Hickenlooper, who opposed Colorado’s Amendment 64, cautioned voters after election day to not “break out the Cheetos or gold fish too quickly” because of the federal threat, and the Colorado attorney general said the Justice Department should make its intentions clear quickly.
Colorado’s measure calls on the state Legislature to set rules for their state-licensed marijuana stores, which would not open for at least a year.
The process to set those rules in Washington will also take at least a year, and Gregoire also hopes for clarity. “Our big concern is that we not move down the road with money and time on rule-making if they are going to stop the process,” said Curtis.
November 8, 2012 at 4:24 PM
Alison Holcomb, the campaign manager and prime architect of Initiative 502, and Seattle Times reporter Jonathan Martin held a chat Friday about the logistics and consequences of Tuesday’s vote to legalize marijuana.
November 7, 2012 at 10:16 AM
UPDATE 11:02 a.m. Justice Department headquarters issued an identical statement to Durkan’s this morning, indicating that Washington D.C., not Washington’s two U.S. Attorneys, will be dictating what comes next.
ORIGINAL POST: U.S. Attorney for Seattle Jenny Durkan’s office released a terse statement this morning in response to passage of Initiative 502, legalizing recreational marijuana use. Durkan is out of the area, said spokesperson Emily Langlie, and is not available to answer questions about the conflict between the federal marijuana ban and state de-criminalization of marijuana possession (as of Dec. 6). Langlie said this is all Durkan’s office has “for now.”
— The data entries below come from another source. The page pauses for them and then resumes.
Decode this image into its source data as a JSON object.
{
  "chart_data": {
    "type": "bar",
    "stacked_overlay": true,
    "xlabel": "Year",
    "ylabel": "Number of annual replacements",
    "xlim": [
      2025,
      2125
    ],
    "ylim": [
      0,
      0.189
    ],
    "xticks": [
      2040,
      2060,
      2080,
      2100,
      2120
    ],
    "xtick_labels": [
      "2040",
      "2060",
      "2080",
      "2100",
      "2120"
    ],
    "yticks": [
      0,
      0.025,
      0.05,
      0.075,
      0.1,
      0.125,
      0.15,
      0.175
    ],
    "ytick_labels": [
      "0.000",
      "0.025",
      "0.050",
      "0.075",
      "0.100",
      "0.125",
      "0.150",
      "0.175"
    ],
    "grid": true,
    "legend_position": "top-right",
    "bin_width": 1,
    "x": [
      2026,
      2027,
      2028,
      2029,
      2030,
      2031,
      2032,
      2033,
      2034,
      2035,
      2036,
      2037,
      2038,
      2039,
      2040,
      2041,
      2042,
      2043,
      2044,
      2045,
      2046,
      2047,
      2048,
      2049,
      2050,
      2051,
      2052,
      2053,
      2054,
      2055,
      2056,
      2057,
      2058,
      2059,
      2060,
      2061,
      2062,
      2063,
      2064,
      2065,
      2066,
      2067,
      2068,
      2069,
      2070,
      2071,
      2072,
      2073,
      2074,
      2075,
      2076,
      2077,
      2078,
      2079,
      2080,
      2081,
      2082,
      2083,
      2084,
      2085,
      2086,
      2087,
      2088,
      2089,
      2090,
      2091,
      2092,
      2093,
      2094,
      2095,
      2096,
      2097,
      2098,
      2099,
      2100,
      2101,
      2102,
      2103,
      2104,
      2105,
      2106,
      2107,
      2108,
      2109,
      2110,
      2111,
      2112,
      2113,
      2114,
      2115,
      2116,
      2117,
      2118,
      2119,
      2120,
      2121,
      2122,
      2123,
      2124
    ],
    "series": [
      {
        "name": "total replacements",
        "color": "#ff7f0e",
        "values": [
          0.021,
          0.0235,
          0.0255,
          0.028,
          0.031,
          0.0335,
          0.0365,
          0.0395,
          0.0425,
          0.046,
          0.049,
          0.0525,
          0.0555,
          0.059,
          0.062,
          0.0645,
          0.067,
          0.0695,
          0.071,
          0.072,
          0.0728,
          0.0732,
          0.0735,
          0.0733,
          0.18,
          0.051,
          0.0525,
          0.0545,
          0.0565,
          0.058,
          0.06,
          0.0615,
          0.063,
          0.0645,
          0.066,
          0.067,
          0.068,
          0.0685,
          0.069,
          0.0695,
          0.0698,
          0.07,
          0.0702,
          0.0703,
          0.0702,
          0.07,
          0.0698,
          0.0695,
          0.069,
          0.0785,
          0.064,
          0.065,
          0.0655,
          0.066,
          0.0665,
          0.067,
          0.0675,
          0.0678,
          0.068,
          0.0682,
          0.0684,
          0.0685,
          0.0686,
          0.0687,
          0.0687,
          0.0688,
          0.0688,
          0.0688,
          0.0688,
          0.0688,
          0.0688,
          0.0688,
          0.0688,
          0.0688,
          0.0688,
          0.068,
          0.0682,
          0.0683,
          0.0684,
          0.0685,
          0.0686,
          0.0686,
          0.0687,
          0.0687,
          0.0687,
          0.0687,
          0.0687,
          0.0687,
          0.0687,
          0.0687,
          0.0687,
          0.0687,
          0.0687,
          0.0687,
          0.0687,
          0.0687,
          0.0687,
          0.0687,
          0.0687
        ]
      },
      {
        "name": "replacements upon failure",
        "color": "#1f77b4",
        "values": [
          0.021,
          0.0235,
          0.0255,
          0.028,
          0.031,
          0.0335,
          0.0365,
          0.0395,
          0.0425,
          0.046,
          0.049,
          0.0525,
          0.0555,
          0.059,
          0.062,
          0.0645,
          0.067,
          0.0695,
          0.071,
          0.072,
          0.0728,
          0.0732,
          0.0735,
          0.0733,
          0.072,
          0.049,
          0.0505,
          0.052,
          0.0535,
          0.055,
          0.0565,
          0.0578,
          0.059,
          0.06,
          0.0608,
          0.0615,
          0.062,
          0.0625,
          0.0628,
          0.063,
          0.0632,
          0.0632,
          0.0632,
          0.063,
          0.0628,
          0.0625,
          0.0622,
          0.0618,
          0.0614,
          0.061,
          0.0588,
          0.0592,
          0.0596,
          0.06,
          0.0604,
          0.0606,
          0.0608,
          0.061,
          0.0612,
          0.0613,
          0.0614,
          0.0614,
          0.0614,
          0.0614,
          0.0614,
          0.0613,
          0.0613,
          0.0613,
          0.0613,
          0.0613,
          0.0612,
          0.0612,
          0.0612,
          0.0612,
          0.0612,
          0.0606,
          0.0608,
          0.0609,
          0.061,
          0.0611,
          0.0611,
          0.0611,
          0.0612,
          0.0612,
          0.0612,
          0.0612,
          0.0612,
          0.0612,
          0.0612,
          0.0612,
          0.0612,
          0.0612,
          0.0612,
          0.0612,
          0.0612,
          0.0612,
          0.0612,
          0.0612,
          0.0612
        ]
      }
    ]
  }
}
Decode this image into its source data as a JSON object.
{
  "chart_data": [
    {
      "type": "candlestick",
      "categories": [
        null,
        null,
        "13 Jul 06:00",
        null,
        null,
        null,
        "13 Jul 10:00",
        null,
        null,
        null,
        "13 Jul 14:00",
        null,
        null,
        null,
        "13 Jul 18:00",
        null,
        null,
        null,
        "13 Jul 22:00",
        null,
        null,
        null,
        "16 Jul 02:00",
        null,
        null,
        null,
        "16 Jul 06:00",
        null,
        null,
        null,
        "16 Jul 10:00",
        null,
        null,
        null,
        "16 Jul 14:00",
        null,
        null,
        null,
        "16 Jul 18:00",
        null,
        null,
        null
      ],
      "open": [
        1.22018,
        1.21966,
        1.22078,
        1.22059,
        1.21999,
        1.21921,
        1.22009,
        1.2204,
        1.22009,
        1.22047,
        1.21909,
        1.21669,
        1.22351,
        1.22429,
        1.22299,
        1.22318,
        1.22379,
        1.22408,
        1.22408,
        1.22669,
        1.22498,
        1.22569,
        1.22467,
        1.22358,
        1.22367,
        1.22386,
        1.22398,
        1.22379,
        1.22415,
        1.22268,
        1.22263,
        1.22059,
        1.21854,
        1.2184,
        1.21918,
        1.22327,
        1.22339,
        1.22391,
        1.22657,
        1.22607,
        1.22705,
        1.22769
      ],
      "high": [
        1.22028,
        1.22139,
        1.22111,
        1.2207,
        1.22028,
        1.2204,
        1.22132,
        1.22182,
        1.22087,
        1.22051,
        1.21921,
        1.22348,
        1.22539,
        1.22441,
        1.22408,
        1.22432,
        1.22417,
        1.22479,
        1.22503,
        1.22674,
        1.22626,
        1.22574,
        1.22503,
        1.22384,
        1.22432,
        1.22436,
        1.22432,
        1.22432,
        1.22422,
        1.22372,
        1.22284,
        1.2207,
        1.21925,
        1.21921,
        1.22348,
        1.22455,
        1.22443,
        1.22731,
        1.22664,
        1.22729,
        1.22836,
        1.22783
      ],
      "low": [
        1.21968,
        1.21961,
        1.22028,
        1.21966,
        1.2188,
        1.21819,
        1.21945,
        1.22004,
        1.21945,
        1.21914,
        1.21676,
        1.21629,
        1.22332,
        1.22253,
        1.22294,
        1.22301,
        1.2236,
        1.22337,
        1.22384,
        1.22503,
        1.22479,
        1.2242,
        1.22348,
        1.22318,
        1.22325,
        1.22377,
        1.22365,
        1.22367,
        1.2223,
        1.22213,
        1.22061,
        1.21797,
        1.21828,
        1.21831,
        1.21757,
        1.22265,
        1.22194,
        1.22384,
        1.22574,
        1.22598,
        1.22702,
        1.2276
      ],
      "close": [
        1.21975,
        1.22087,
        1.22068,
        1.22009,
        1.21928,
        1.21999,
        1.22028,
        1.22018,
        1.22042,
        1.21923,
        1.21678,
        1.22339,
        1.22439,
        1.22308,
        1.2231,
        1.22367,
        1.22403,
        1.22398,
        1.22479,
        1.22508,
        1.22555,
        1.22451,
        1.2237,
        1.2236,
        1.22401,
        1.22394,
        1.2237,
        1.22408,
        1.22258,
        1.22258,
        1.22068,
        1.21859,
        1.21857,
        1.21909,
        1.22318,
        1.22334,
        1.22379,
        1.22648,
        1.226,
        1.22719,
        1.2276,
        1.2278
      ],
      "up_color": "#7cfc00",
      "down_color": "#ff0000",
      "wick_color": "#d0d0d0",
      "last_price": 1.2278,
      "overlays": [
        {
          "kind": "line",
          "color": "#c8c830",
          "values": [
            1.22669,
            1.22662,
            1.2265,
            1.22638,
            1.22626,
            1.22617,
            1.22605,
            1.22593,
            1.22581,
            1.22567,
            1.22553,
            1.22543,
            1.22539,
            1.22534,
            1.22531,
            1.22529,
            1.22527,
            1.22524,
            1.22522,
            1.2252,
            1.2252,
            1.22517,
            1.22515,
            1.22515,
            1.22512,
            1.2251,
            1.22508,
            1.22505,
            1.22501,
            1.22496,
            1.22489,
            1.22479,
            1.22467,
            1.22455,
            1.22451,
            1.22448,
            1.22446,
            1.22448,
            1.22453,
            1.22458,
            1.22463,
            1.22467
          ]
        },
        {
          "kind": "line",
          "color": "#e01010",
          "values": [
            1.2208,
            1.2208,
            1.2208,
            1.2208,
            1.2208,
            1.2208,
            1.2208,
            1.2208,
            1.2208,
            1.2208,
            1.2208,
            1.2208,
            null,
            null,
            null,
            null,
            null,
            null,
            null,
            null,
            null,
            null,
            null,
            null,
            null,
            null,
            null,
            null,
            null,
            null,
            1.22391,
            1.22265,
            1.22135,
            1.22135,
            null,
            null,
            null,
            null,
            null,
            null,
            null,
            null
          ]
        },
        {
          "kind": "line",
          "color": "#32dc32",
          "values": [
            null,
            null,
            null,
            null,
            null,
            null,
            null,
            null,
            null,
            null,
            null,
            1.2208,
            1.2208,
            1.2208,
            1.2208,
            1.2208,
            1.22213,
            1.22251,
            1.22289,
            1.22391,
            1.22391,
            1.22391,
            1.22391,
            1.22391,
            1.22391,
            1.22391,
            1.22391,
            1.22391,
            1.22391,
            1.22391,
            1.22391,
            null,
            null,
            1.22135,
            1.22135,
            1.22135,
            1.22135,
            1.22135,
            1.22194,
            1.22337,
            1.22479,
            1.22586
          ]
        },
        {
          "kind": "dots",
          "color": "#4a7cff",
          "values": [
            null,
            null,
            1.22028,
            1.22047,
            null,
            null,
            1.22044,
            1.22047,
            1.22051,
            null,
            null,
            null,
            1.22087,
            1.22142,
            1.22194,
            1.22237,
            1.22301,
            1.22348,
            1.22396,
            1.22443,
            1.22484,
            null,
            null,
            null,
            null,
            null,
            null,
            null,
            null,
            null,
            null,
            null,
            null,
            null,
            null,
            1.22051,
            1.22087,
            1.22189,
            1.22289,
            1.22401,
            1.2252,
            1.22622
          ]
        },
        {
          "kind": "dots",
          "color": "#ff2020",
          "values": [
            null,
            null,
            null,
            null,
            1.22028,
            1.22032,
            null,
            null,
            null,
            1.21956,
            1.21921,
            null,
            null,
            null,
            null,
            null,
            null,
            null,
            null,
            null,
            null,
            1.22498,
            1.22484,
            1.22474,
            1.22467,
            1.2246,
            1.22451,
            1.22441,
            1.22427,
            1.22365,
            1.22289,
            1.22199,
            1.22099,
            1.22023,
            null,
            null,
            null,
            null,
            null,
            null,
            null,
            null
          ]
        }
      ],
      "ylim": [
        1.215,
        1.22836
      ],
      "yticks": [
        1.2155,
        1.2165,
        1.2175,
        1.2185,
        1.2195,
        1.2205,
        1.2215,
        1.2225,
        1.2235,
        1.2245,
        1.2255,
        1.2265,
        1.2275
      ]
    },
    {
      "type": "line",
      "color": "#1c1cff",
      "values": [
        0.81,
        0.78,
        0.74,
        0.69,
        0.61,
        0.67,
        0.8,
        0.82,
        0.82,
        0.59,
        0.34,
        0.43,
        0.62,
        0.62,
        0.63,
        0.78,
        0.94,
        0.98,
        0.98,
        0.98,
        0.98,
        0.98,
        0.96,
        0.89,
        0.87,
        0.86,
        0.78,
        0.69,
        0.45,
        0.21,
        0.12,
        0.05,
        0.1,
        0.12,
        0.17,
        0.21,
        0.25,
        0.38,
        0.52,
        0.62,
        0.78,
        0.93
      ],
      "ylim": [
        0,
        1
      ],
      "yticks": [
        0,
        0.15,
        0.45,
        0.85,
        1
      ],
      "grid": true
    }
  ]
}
The Department of Justice’s enforcement of the Controlled Substances Act remains unchanged. In enacting the Controlled Substances Act, Congress determined that marijuana is a Schedule I controlled substance. The Department is reviewing the ballot initiative here and in other states and has no additional comment at this time.
On election night, Seattle City Attorney Pete Holmes said he’d spoken to Durkan on Tuesday and was assured — but not guaranteed — that the federal government “has no plans, except to talk.”
Holmes has said he believes the Justice Department will be reassured by the I-502′s tight regulatory control – no home-grows, sales of no more than an ounce, a ban on sales to people under 21, etc. – and will decided not sue.
“We’re having really good conversations, but no promises,” Holmes said Tuesday night.